Question

b. dilate each figure or answer the question using the information provided. then, compare and contrast the corresponding angles and side lengths of the original figure and dilated figure. in addition, compare the area of the original figure to the area of the dilated figure. finally, write the algebraic representation for a dilation of the point ( x, y) using the given scale factor. 2. dilate △abc on the coordinate plane using the origin (0, 0) as the center of dilation and a scale factor of 1/2. the corresponding angles are all original side length : new side length is the area of the original figure is 32 units² the area of the dilated figure is 32 x = units² original area : new area is the algebraic representation is ( )

Explanation:

Step1: Property of angles in dilation

In a dilation, corresponding angles of the original and dilated figures are congruent.

Step2: Ratio of side - lengths

The scale factor \(k = \frac{1}{2}\). The ratio of the original side - length to the new side - length is \(\frac{1}{k}=2:1\).

Step3: Area relationship

The ratio of the areas of two similar figures is equal to the square of the scale factor. Since \(k=\frac{1}{2}\), the area of the dilated figure \(A_{new}=A_{old}\times k^{2}\), where \(A_{old} = 32\) and \(k=\frac{1}{2}\), so \(A_{new}=32\times(\frac{1}{2})^2=8\).

Step4: Ratio of areas

The ratio of the original area to the new area is \(\frac{A_{old}}{A_{new}}=\frac{32}{8}=4:1\).

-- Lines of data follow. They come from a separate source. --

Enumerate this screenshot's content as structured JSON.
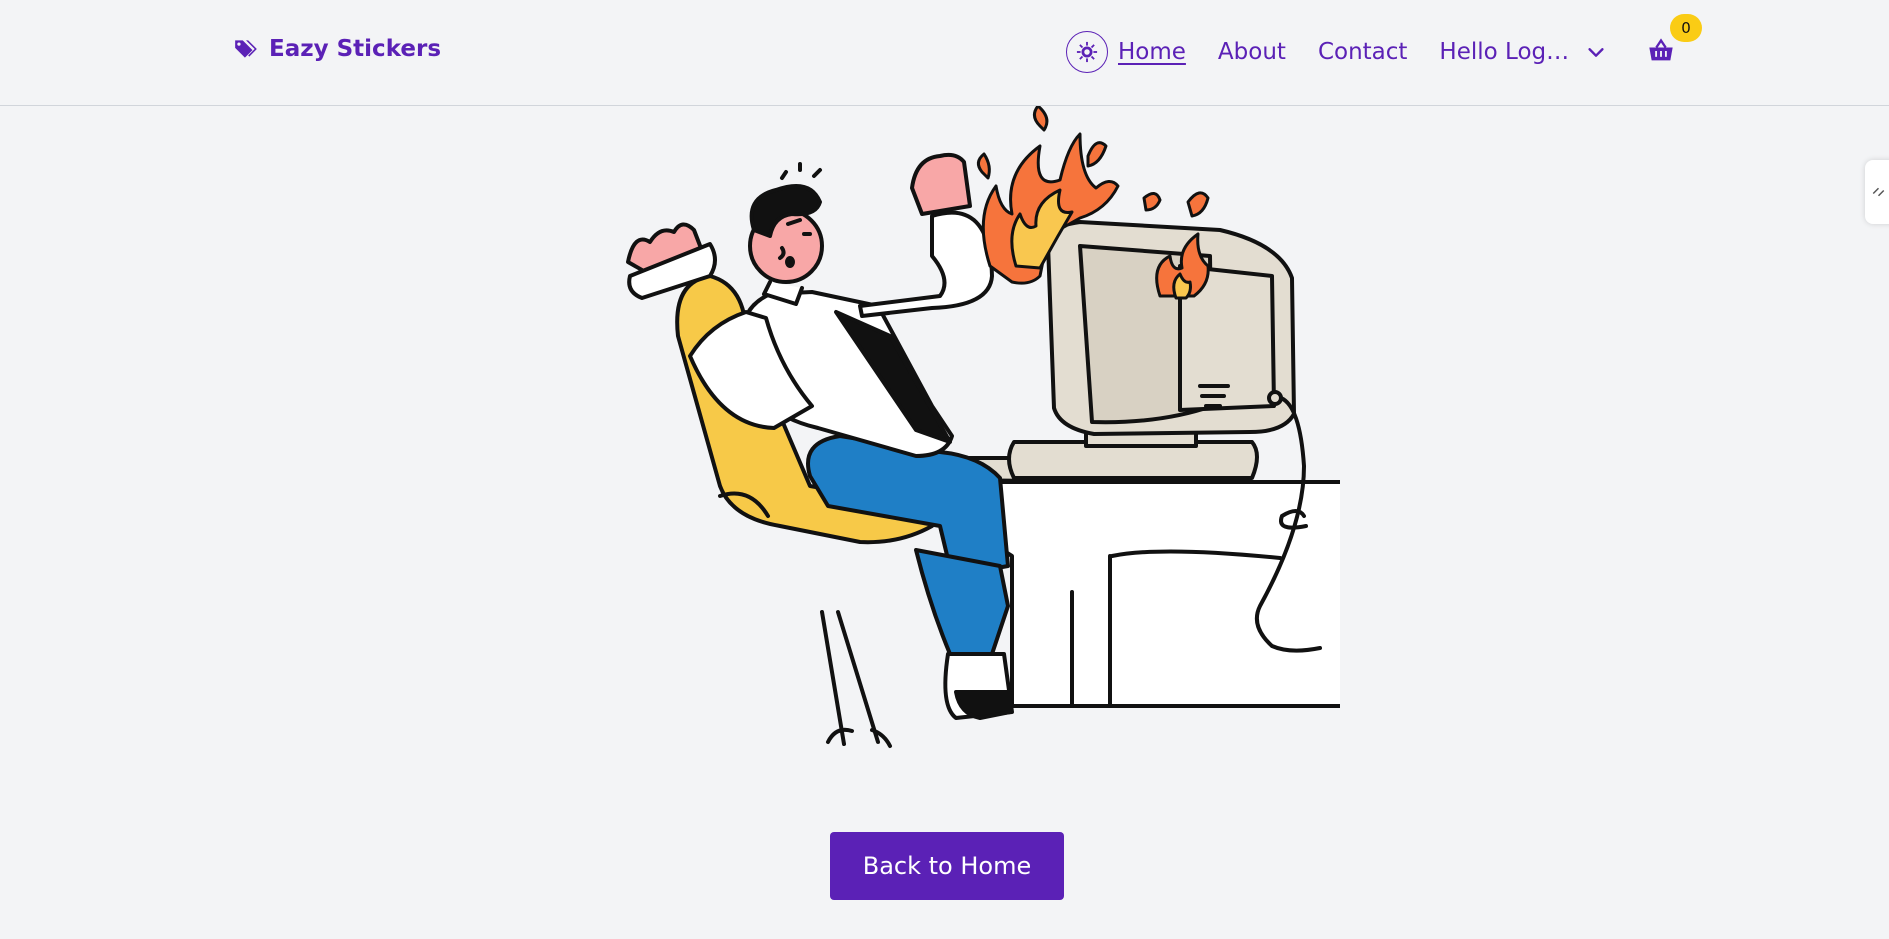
{
  "header": {
    "brand": "Eazy Stickers",
    "nav": [
      {
        "label": "Home",
        "active": true
      },
      {
        "label": "About",
        "active": false
      },
      {
        "label": "Contact",
        "active": false
      }
    ],
    "user_menu_label": "Hello Logeswaran",
    "cart_count": "0"
  },
  "main": {
    "back_button_label": "Back to Home"
  },
  "colors": {
    "brand_purple": "#5b21b6",
    "badge_yellow": "#facc15",
    "background": "#f3f4f6"
  },
  "icons": {
    "brand": "tags-icon",
    "theme": "sun-gear-icon",
    "dropdown": "chevron-down-icon",
    "cart": "shopping-basket-icon"
  }
}
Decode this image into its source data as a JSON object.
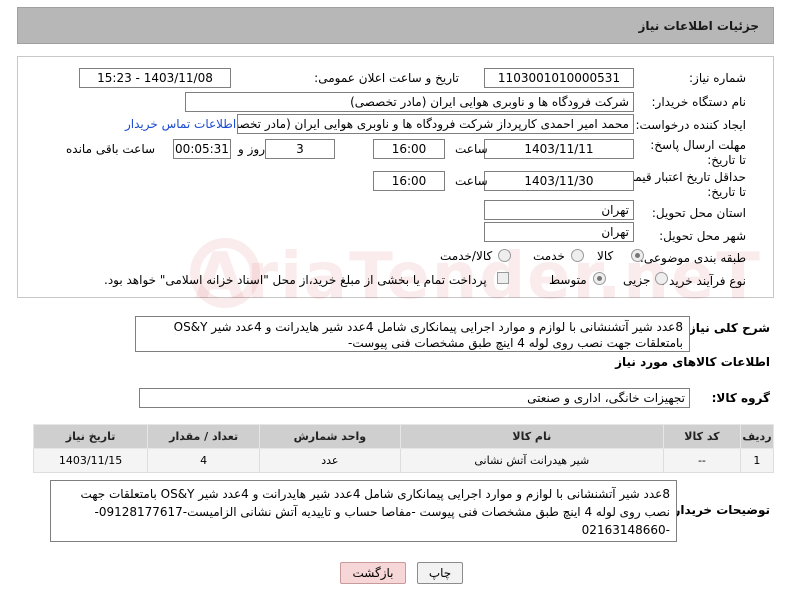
{
  "header": {
    "title": "جزئیات اطلاعات نیاز"
  },
  "form": {
    "need_number_label": "شماره نیاز:",
    "need_number": "1103001010000531",
    "announce_label": "تاریخ و ساعت اعلان عمومی:",
    "announce_value": "1403/11/08 - 15:23",
    "buyer_org_label": "نام دستگاه خریدار:",
    "buyer_org": "شرکت فرودگاه ها و ناوبری هوایی ایران (مادر تخصصی)",
    "creator_label": "ایجاد کننده درخواست:",
    "creator": "محمد امیر احمدی کارپرداز شرکت فرودگاه ها و ناوبری هوایی ایران (مادر تخصصی",
    "contact_link": "اطلاعات تماس خریدار",
    "deadline_label": "مهلت ارسال پاسخ: تا تاریخ:",
    "deadline_date": "1403/11/11",
    "time_word": "ساعت",
    "deadline_time": "16:00",
    "days_value": "3",
    "days_word": "روز و",
    "remaining_time": "00:05:31",
    "remaining_word": "ساعت باقی مانده",
    "validity_label": "حداقل تاریخ اعتبار قیمت: تا تاریخ:",
    "validity_date": "1403/11/30",
    "validity_time": "16:00",
    "province_label": "استان محل تحویل:",
    "province": "تهران",
    "city_label": "شهر محل تحویل:",
    "city": "تهران",
    "category_label": "طبقه بندی موضوعی:",
    "category_options": [
      "کالا",
      "خدمت",
      "کالا/خدمت"
    ],
    "purchase_type_label": "نوع فرآیند خرید :",
    "purchase_options": [
      "جزیی",
      "متوسط"
    ],
    "payment_note": "پرداخت تمام یا بخشی از مبلغ خرید،از محل \"اسناد خزانه اسلامی\" خواهد بود."
  },
  "summary": {
    "label": "شرح کلی نیاز:",
    "text": "8عدد شیر آتشنشانی با لوازم و موارد اجرایی پیمانکاری شامل 4عدد شیر هایدرانت و 4عدد شیر OS&Y بامتعلقات جهت نصب روی لوله 4 اینچ طبق مشخصات فنی پیوست-"
  },
  "goods": {
    "section_title": "اطلاعات کالاهای مورد نیاز",
    "group_label": "گروه کالا:",
    "group_value": "تجهیزات خانگی، اداری و صنعتی",
    "columns": [
      "ردیف",
      "کد کالا",
      "نام کالا",
      "واحد شمارش",
      "تعداد / مقدار",
      "تاریخ نیاز"
    ],
    "rows": [
      [
        "1",
        "--",
        "شیر هیدرانت آتش نشانی",
        "عدد",
        "4",
        "1403/11/15"
      ]
    ]
  },
  "buyer_notes": {
    "label": "توضیحات خریدار:",
    "text": "8عدد شیر آتشنشانی با لوازم و موارد اجرایی پیمانکاری شامل 4عدد شیر هایدرانت و 4عدد شیر OS&Y بامتعلقات جهت نصب روی لوله 4 اینچ طبق مشخصات فنی پیوست -مفاصا حساب و تاییدیه آتش نشانی الزامیست-09128177617--02163148660"
  },
  "buttons": {
    "print": "چاپ",
    "back": "بازگشت"
  },
  "watermark": "AriaTender.neT",
  "colors": {
    "header_bg": "#b7b7b7",
    "link": "#1a4bd1",
    "back_btn": "#f6d6d6"
  }
}
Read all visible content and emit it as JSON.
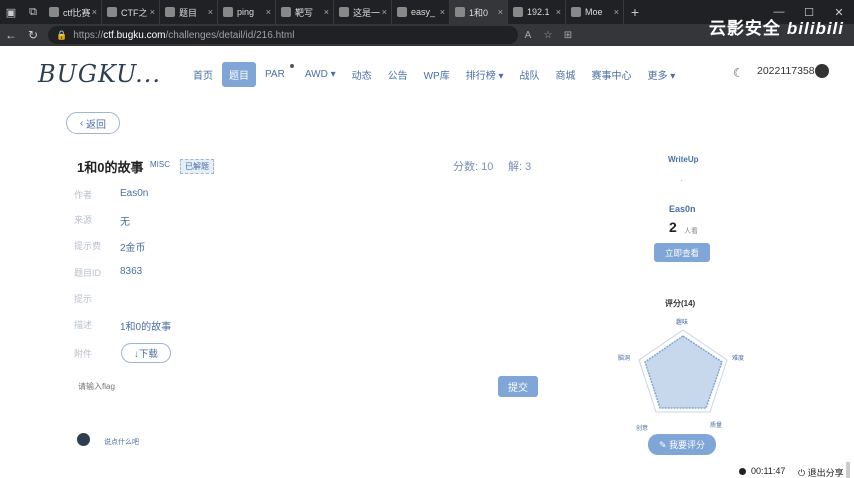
{
  "browser": {
    "tabs": [
      {
        "label": "ctf比赛"
      },
      {
        "label": "CTF之"
      },
      {
        "label": "题目"
      },
      {
        "label": "ping"
      },
      {
        "label": "靶写"
      },
      {
        "label": "这是一"
      },
      {
        "label": "easy_"
      },
      {
        "label": "1和0"
      },
      {
        "label": "192.1"
      },
      {
        "label": "Moe"
      }
    ],
    "active_tab": 7,
    "url_host": "ctf.bugku.com",
    "url_path": "/challenges/detail/id/216.html",
    "url_prefix": "https://",
    "watermark": "云影安全",
    "watermark_bili": "bilibili"
  },
  "site": {
    "logo": "BUGKU...",
    "nav": [
      {
        "label": "首页"
      },
      {
        "label": "题目"
      },
      {
        "label": "PAR"
      },
      {
        "label": "AWD ▾"
      },
      {
        "label": "动态"
      },
      {
        "label": "公告"
      },
      {
        "label": "WP库"
      },
      {
        "label": "排行榜 ▾"
      },
      {
        "label": "战队"
      },
      {
        "label": "商城"
      },
      {
        "label": "赛事中心"
      },
      {
        "label": "更多 ▾"
      }
    ],
    "active_nav": 1,
    "username": "2022117358"
  },
  "challenge": {
    "back_label": "返回",
    "title": "1和0的故事",
    "category": "MISC",
    "tag": "已解题",
    "score_label": "分数: 10",
    "solved_label": "解: 3",
    "author_label": "作者",
    "author": "Eas0n",
    "field2_label": "来源",
    "field2": "无",
    "cost_label": "提示费",
    "cost": "2金币",
    "id_label": "题目ID",
    "id": "8363",
    "hint_label": "提示",
    "hint": "",
    "desc_label": "描述",
    "desc": "1和0的故事",
    "file_label": "附件",
    "download_label": "↓下载",
    "flag_placeholder": "请输入flag",
    "submit_label": "提交",
    "comment_placeholder": "说点什么吧"
  },
  "sidebar": {
    "writeup_title": "WriteUp",
    "writeup_author": "Eas0n",
    "writeup_count": "2",
    "writeup_unit": "人看",
    "writeup_btn": "立即查看",
    "rating_title": "评分(14)",
    "radar_labels": [
      "趣味",
      "难度",
      "质量",
      "创意",
      "脑洞"
    ],
    "rate_btn": "✎ 我要评分"
  },
  "recording": {
    "time": "00:11:47",
    "exit_label": "退出分享"
  }
}
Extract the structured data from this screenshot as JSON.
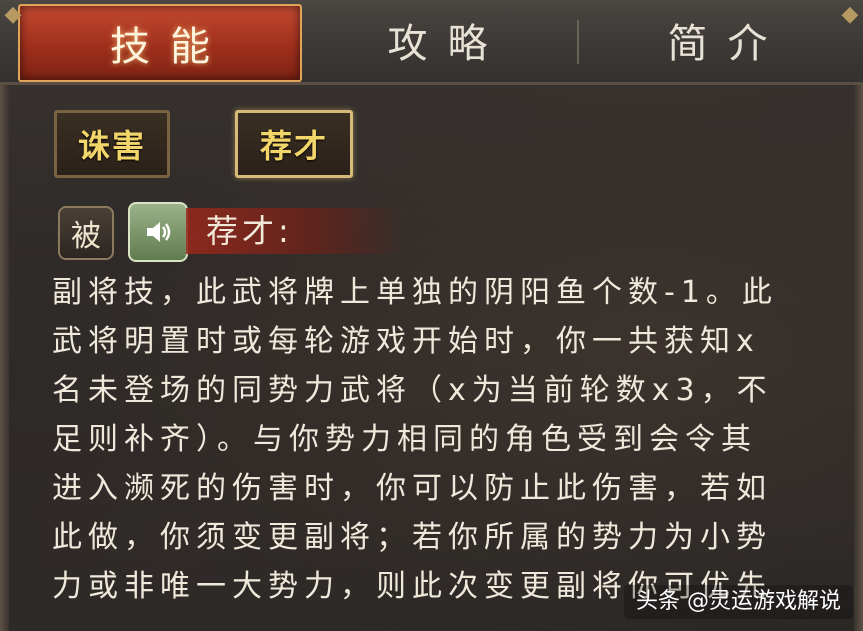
{
  "tabs": [
    {
      "label": "技能"
    },
    {
      "label": "攻略"
    },
    {
      "label": "简介"
    }
  ],
  "skill_buttons": [
    {
      "label": "诛害"
    },
    {
      "label": "荐才"
    }
  ],
  "skill": {
    "type_label": "被",
    "voice_icon": "speaker-icon",
    "name": "荐才:",
    "description_lines": [
      "副将技，此武将牌上单独的阴阳鱼个数-1。此",
      "武将明置时或每轮游戏开始时，你一共获知x",
      "名未登场的同势力武将（x为当前轮数x3，不",
      "足则补齐）。与你势力相同的角色受到会令其",
      "进入濒死的伤害时，你可以防止此伤害，若如",
      "此做，你须变更副将；若你所属的势力为小势",
      "力或非唯一大势力，则此次变更副将你可优先"
    ]
  },
  "watermark": "头条 @灵运游戏解说",
  "colors": {
    "active_tab": "#a8321e",
    "skill_text": "#f2d66a",
    "description_text": "#efe9dc",
    "background": "#2e2a27"
  }
}
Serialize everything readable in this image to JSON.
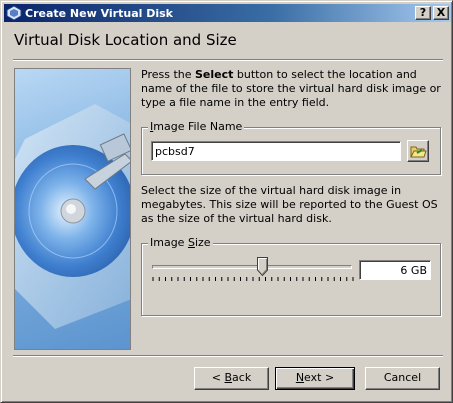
{
  "window": {
    "title": "Create New Virtual Disk",
    "help_button": "?",
    "close_button": "X"
  },
  "header": {
    "title": "Virtual Disk Location and Size"
  },
  "intro": {
    "part1": "Press the ",
    "bold": "Select",
    "part2": " button to select the location and name of the file to store the virtual hard disk image or type a file name in the entry field."
  },
  "image_file": {
    "group_label_pre": "",
    "group_label_u": "I",
    "group_label_post": "mage File Name",
    "value": "pcbsd7"
  },
  "size_description": "Select the size of the virtual hard disk image in megabytes. This size will be reported to the Guest OS as the size of the virtual hard disk.",
  "image_size": {
    "group_label_pre": "Image ",
    "group_label_u": "S",
    "group_label_post": "ize",
    "value": "6 GB",
    "slider_fraction": 0.55
  },
  "buttons": {
    "back_pre": "< ",
    "back_u": "B",
    "back_post": "ack",
    "next_u": "N",
    "next_post": "ext >",
    "cancel": "Cancel"
  },
  "icons": {
    "title_icon": "virtualbox-icon",
    "folder_icon": "open-folder-icon",
    "side_image": "hard-disk-illustration"
  }
}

Step5: Algebraic representation

When the center of dilation is the origin and the scale factor is \(k=\frac{1}{2}\), the algebraic representation for a point \((x,y)\) is \((kx,ky)=(\frac{1}{2}x,\frac{1}{2}y)\).

Answer:

1. The corresponding angles are all equal.
2. Original Side Length : New Side Length is 2 : 1.
3. The area of the dilated figure is \(32\times(\frac{1}{2})^2 = 8\) units². So the blanks are \((\frac{1}{2})^2\) and \(8\).
4. Original Area : New Area is 4 : 1.
5. The algebraic representation is \((\frac{1}{2}x,\frac{1}{2}y)\).